Is BitTorrent Evil?

Posted 10 Aug 2007 at 04:21 UTC by ncm Share This

Never mind copyright abuse, porn, and corporate co-optation. Just looking at usage of the global set of point-to-point links ("tubes" per Sen. Stevens), BitTorrent and similar protocols draw down the available network capacity many times more than necessary to move files or frames from the machines that have them to the machines that want them. What can we do instead?

Maybe you're not convinced, because BT has always worked fine for you.

So, think about what happens when Haughty Hydra or Debbie Does Jeddah is released. You grab a .torrent and start downloading. Ten thousand other people do the same thing, all over the world. Most are in the U.S. and Europe. BT starts collecting chunks of the file from whoever has them. Some people who have them are right nearby, but most are far, far away. BT doesn't care where they are, it just takes them. However, the load it puts on the internet when it gets a chunk from across the Atlantic is appallingly greater than when it gets one from nearby.

Each time a packet goes onto a fiber it delays some other packet, and a transatlantic packet may do that dozens of times, going through very heavily-contested fibers. The same payload from the guy next door would have exactly equal value to you, but it would delay many, many fewer packets, over typically less heavily loaded, higher-capacity links. How did that chunk get across the ocean in the first place? Maybe it came from your neighbor, and went all the way across before you copied it back again.

Why should you care? You're paying a flat rate. However, your ISP isn't. They pay per packet, more or less, and extra load drives up prices that come back to you. Worse, you pay in reduced competition, because the companies that own the big tubes, er, pipes have an overwhelming advantage over the little ISPs who have to use them. Reports that 30% of net traffic is BT packets don't mean success, they mean failure: that same amount of data sent optimally might be hard to notice.

What is to be done? We need a protocol that chooses its chunks from the nearest possible source first. The longer you wait to ask for a chunk that's far away, the more likely it is that somebody nearby will have it by the time you do ask. Measuring distance is hard, but measuring latency is a pretty good substitute. Nobody can afford to measure distance to everybody else, but you can trade measurements with nearby nodes you discover.

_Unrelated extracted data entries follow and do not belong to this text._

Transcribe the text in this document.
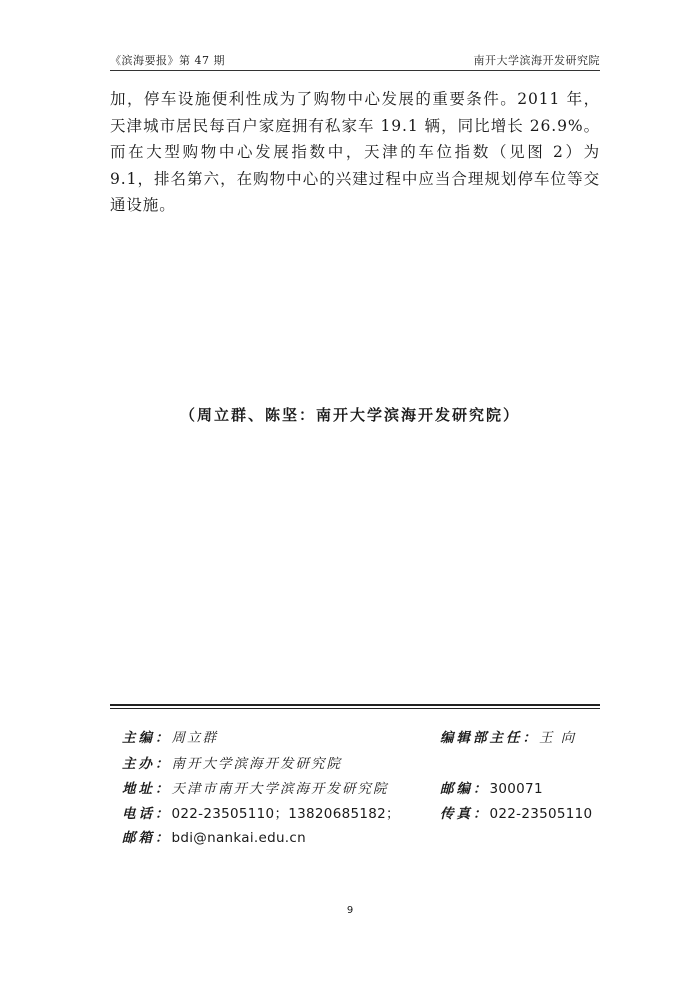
《滨海要报》第 47 期	南开大学滨海开发研究院

加，停车设施便利性成为了购物中心发展的重要条件。2011 年，天津城市居民每百户家庭拥有私家车 19.1 辆，同比增长 26.9%。而在大型购物中心发展指数中，天津的车位指数（见图 2）为 9.1，排名第六，在购物中心的兴建过程中应当合理规划停车位等交通设施。

（周立群、陈坚：南开大学滨海开发研究院）
主编：周立群	编辑部主任：王 向
主办：南开大学滨海开发研究院
地址：天津市南开大学滨海开发研究院	邮编：300071
电话：022-23505110；13820685182；	传真：022-23505110
邮箱：bdi@nankai.edu.cn
9
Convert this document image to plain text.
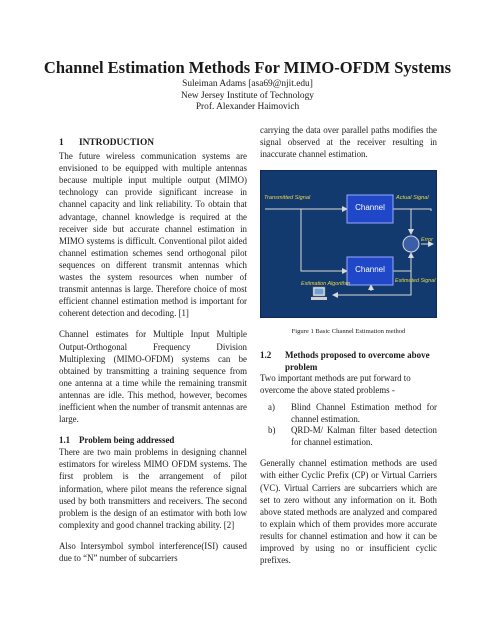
Channel Estimation Methods For MIMO-OFDM Systems
Suleiman Adams [asa69@njit.edu]
New Jersey Institute of Technology
Prof. Alexander Haimovich
1 INTRODUCTION

The future wireless communication systems are envisioned to be equipped with multiple antennas because multiple input multiple output (MIMO) technology can provide significant increase in channel capacity and link reliability. To obtain that advantage, channel knowledge is required at the receiver side but accurate channel estimation in MIMO systems is difficult. Conventional pilot aided channel estimation schemes send orthogonal pilot sequences on different transmit antennas which wastes the system resources when number of transmit antennas is large. Therefore choice of most efficient channel estimation method is important for coherent detection and decoding. [1]

Channel estimates for Multiple Input Multiple Output-Orthogonal Frequency Division Multiplexing (MIMO-OFDM) systems can be obtained by transmitting a training sequence from one antenna at a time while the remaining transmit antennas are idle. This method, however, becomes inefficient when the number of transmit antennas are large.

1.1 Problem being addressed

There are two main problems in designing channel estimators for wireless MIMO OFDM systems. The first problem is the arrangement of pilot information, where pilot means the reference signal used by both transmitters and receivers. The second problem is the design of an estimator with both low complexity and good channel tracking ability. [2]

Also Intersymbol symbol interference(ISI) caused due to “N” number of subcarriers

carrying the data over parallel paths modifies the signal observed at the receiver resulting in inaccurate channel estimation.

Transmitted Signal	Actual Signal
Channel
Channel
Error
Estimated Signal
Estimation Algorithm
Figure 1 Basic Channel Estimation method
1.2	Methods proposed to overcome above problem

Two important methods are put forward to overcome the above stated problems -

a)	Blind Channel Estimation method for channel estimation.
b)	QRD-M/ Kalman filter based detection for channel estimation.

Generally channel estimation methods are used with either Cyclic Prefix (CP) or Virtual Carriers (VC). Virtual Carriers are subcarriers which are set to zero without any information on it. Both above stated methods are analyzed and compared to explain which of them provides more accurate results for channel estimation and how it can be improved by using no or insufficient cyclic prefixes.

We need to replace BitTorrent. Has anybody already invented this? Will you?


Yes and no., posted 10 Aug 2007 at 09:58 UTC by quad » (Journeyer)

Mainline Bittorrent has the Cache Discovery Protocol.

Azureus has both the Ono plugin and Vivaldi network distance calculations.

Something about the premise bothers me..., posted 11 Aug 2007 at 00:52 UTC by cdfrey » (Journeyer)

Bittorrent could be seen in the opposite light as well. Put a file on a server in North America, and now 100% of the file is passing across those poor small fibres, for foreign downloads.

At least with Bittorrent, there's a chance you can grab a piece from your next door neighbour.

I don't think that 30% means failure either. It just means people want to share files. Bittorrent is just the best way to do it currently, no matter who you are, individual or megacorporation.

I'm glad to see optimization is being looked into. Seems to be following usual software practice as well: first implement the feature, then worry about optimization.

Local throughput is higher, posted 12 Aug 2007 at 18:17 UTC by Zaitcev » (Master)

The opening blurb ("many times more than necessary") is patently false. A user of a torrent does not download the same piece twice or more more, so the bandwidth use is the same as with FTP. So, opening with blatant lies ruins the article.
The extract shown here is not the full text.